Question

Two groups of players consist of 6 and 8 players. In how many ways can a team of 11 players be selected from these two groups if at least 4 players are to be included from the first group?
(a) 334
(b) 344
(c) 120
(d) 168

Answer 1

To solve this problem we will make three cases i.e. first when 4 players are taken from the first team and 7 players from the second one. Second case when 5 players are chosen from first team and 6 from second team. Third case when all 6 players are chosen from first and rest from second team.
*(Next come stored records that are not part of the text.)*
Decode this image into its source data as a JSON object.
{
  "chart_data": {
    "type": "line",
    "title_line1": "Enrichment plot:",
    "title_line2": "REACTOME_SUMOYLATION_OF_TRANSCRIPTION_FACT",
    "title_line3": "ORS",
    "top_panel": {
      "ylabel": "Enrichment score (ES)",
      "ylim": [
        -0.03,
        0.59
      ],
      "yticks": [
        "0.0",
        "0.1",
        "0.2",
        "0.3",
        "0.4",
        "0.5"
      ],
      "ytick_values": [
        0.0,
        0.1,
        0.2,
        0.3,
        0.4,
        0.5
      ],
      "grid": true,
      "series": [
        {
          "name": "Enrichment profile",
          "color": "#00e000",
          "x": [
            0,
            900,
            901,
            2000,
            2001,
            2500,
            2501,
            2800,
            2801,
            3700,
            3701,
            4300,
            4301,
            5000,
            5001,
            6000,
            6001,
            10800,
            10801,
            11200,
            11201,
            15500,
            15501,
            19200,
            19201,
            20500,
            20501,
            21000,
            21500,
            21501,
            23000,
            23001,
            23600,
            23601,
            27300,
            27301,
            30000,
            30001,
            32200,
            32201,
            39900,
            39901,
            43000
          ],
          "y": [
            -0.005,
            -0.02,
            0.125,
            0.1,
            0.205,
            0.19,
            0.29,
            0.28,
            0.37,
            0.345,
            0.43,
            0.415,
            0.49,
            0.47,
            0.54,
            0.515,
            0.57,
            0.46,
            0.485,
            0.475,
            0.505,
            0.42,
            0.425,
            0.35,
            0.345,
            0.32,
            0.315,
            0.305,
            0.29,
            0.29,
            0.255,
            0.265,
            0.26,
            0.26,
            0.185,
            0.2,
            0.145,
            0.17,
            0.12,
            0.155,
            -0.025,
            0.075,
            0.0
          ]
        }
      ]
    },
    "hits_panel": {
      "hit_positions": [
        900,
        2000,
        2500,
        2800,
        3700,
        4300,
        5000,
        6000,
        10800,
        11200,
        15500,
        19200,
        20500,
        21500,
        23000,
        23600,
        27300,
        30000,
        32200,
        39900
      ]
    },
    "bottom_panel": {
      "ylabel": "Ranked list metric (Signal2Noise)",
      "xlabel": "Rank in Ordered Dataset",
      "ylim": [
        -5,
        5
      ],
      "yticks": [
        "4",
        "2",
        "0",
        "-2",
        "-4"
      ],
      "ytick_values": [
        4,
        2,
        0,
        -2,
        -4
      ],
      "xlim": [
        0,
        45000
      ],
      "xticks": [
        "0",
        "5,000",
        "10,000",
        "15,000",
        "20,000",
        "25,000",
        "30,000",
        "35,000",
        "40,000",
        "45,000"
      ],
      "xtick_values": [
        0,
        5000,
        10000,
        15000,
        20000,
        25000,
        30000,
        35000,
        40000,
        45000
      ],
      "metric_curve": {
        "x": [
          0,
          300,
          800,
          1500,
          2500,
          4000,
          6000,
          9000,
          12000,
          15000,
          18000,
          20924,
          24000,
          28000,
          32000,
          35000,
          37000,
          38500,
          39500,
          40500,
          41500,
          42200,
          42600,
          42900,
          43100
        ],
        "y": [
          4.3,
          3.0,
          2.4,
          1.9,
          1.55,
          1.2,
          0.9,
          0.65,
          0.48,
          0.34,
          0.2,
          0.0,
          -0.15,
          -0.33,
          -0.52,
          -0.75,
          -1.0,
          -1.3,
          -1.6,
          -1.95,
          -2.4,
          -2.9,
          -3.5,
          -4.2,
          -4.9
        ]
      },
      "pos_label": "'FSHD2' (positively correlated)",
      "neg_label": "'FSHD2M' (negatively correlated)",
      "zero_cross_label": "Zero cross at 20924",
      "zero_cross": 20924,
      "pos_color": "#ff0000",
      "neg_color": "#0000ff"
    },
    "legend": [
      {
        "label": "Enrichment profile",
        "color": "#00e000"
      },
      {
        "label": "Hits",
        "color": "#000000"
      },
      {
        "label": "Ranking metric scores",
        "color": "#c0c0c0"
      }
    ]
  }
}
These all cases can be easily found out using $^{n}{{C}_{r}}$ where $^{n}{{C}_{r}}$ is equal to $\dfrac{n!}{r!\left( n-r \right)!}$. After finding out the total number of ways of selecting players from each team we will add all the number of cases to get the required answer.

Complete step-by-step answer:
We are given two groups of players first which consists of 6 players and second consists 8 players.
Now we have to find the total number of ways in which a team of 11 players can be formed which contains at least 4 players from group 1.
So to solve this we will form 3 cases as follows,
Case 1: when 4 players are selected from group 1 and 7 are selected from group 2.
So we get,
Number of ways of selecting 4 players from 6 players from group 1 = $^{6}{{C}_{4}}$
Number of ways of selecting 7 players from 8 players from group 2 = $^{8}{{C}_{7}}$
So total number of cases for this case we get as =
$\begin{aligned} & ^{6}{{C}_{4}}{{\times }^{8}}{{C}_{7}} \\\ & =\dfrac{6!}{4!\left( 6-4 \right)!}\times \dfrac{8!}{7!\left( 8-7 \right)!} \\\ & =\dfrac{6!}{4!\left( 2 \right)!}\times \dfrac{8!}{7!\left( 1 \right)!} \\\ \end{aligned}$
$\begin{aligned} & =15\times 8 \\\ & =120 \\\ \end{aligned}$
Case 2: when 5 players are selected from group 1 and 6 are selected from group 2.
Number of ways of selecting 5 players from 6 players from group 1 = $^{6}{{C}_{5}}$
Number of ways of selecting 6 players from 8 players from group 2 = $^{8}{{C}_{6}}$
So total number of cases for this case we get as = $^{6}{{C}_{5}}{{\times }^{8}}{{C}_{6}}=6\times 28=168$
$\begin{aligned} & ^{6}{{C}_{5}}{{\times }^{8}}{{C}_{6}} \\\ & =\dfrac{6!}{4!\left( 6-5 \right)!}\times \dfrac{8!}{7!\left( 8-6 \right)!} \\\ & =\dfrac{6!}{4!\left( 1 \right)!}\times \dfrac{8!}{7!\left( 2 \right)!} \\\ & =6\times 28 \\\ & =168 \\\ \end{aligned}$

Case 3: when 6 players are selected from group 1 and 5 are selected from group 2.
Number of ways of selecting 6 players from 6 players from group 1 = $^{6}{{C}_{6}}$
Number of ways of selecting 5 players from 8 players from group 2 = $^{8}{{C}_{5}}$
So total number of cases for this case we get as = $^{6}{{C}_{6}}{{\times }^{8}}{{C}_{5}}=1\times 56=56$
$\begin{aligned} & ^{6}{{C}_{6}}{{\times }^{8}}{{C}_{5}} \\\ & =\dfrac{6!}{4!\left( 6-5 \right)!}\times \dfrac{8!}{7!\left( 8-5 \right)!} \\\ & =\dfrac{6!}{6!\left( 0 \right)!}\times \dfrac{8!}{7!\left( 3 \right)!} \\\ & =1\times 56 \\\ & =56 \\\ \end{aligned}$
Note that value of 0! Is 1.
So we get,
Total number of ways of selecting team of 11 players which consists at least 4 players from group 1 as,
= 120 + 168 + 56 = 344

So, the correct answer is “Option (b)”.

Note: You need to first observe the question carefully to solve this and then only you will be able to understand how the cases are to be formed to solve it easily otherwise you may try to solve it directly without cases and get stuck up or end up with the wrong answer. And some students may also just add the number of ways of selecting players instead of multiplying so be careful about that too.